On Friday, the Supreme Court of Canada ruled against giving Pickton a new trial and B.C. Crown indicated then that they didn’t plan to proceed with the remaining 20 murder charges against Pickton.

However, that didn’t officially occur until Wednesday, when Crown formally stayed the charges.

"I can’t imagine that’s ever happened in the history of Canada – where 20 first-degree murder charges were stayed in one day," Anderson said outside court.

Crown spokesman Neil MacKenzie said outside court the decision to stay the 20 charges was a difficult one.

One main consideration, he said, is that Pickton is already serving the maximum sentence of life with no parole for 25 years.

With the court proceedings against Pickton essentially over, B.C. Supreme Court Justice James Williams lifted most of the remaining publication bans in the case.

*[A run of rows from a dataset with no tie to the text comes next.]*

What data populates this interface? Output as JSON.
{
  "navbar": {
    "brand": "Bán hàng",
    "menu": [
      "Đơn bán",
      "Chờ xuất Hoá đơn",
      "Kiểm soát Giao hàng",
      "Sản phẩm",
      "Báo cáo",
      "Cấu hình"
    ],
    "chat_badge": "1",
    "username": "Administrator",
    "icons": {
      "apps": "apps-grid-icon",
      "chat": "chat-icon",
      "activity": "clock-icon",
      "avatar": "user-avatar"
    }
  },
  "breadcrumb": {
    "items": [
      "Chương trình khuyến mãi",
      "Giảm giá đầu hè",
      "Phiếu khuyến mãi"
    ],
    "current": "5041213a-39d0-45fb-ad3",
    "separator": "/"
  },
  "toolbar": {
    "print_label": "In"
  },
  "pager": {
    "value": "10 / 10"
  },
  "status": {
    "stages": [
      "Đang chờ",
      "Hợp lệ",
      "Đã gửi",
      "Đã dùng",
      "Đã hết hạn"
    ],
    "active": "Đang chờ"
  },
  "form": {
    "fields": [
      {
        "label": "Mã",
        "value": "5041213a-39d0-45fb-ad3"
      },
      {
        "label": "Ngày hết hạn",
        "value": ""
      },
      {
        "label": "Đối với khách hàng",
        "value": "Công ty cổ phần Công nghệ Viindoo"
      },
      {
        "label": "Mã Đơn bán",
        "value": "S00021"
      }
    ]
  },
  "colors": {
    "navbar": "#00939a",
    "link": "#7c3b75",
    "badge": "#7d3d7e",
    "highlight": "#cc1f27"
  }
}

A few remain, including one on the identity of the woman Pickton was charged with attacking in 1997.

Crown lawyers spent hours Wednesday going through the various complicated bans in place in the case.

"I thought the trial was complicated," said Williams. "I had no idea this would be as much fun as it is."

Pickton, a Port Coquitlam pig farmer, was found guilty in December 2007 of six counts of second-degree murder in the deaths of Marnie Frey, Sereena Abotsway, Georgina Papin, Andrea Joesbury, Brenda Wolfe and Mona Wilson.

Williams granted a pre-trial defence application to sever the 26 murder counts into two trials — one on six counts and the other on 20 counts, with the Crown proceeding first on the six counts.

He was sentenced to life in prison with no chance of parole for 25 years.

His victims disappeared from the Downtown Eastside from 1978 to 2001 and their butchered remains were found on his farm.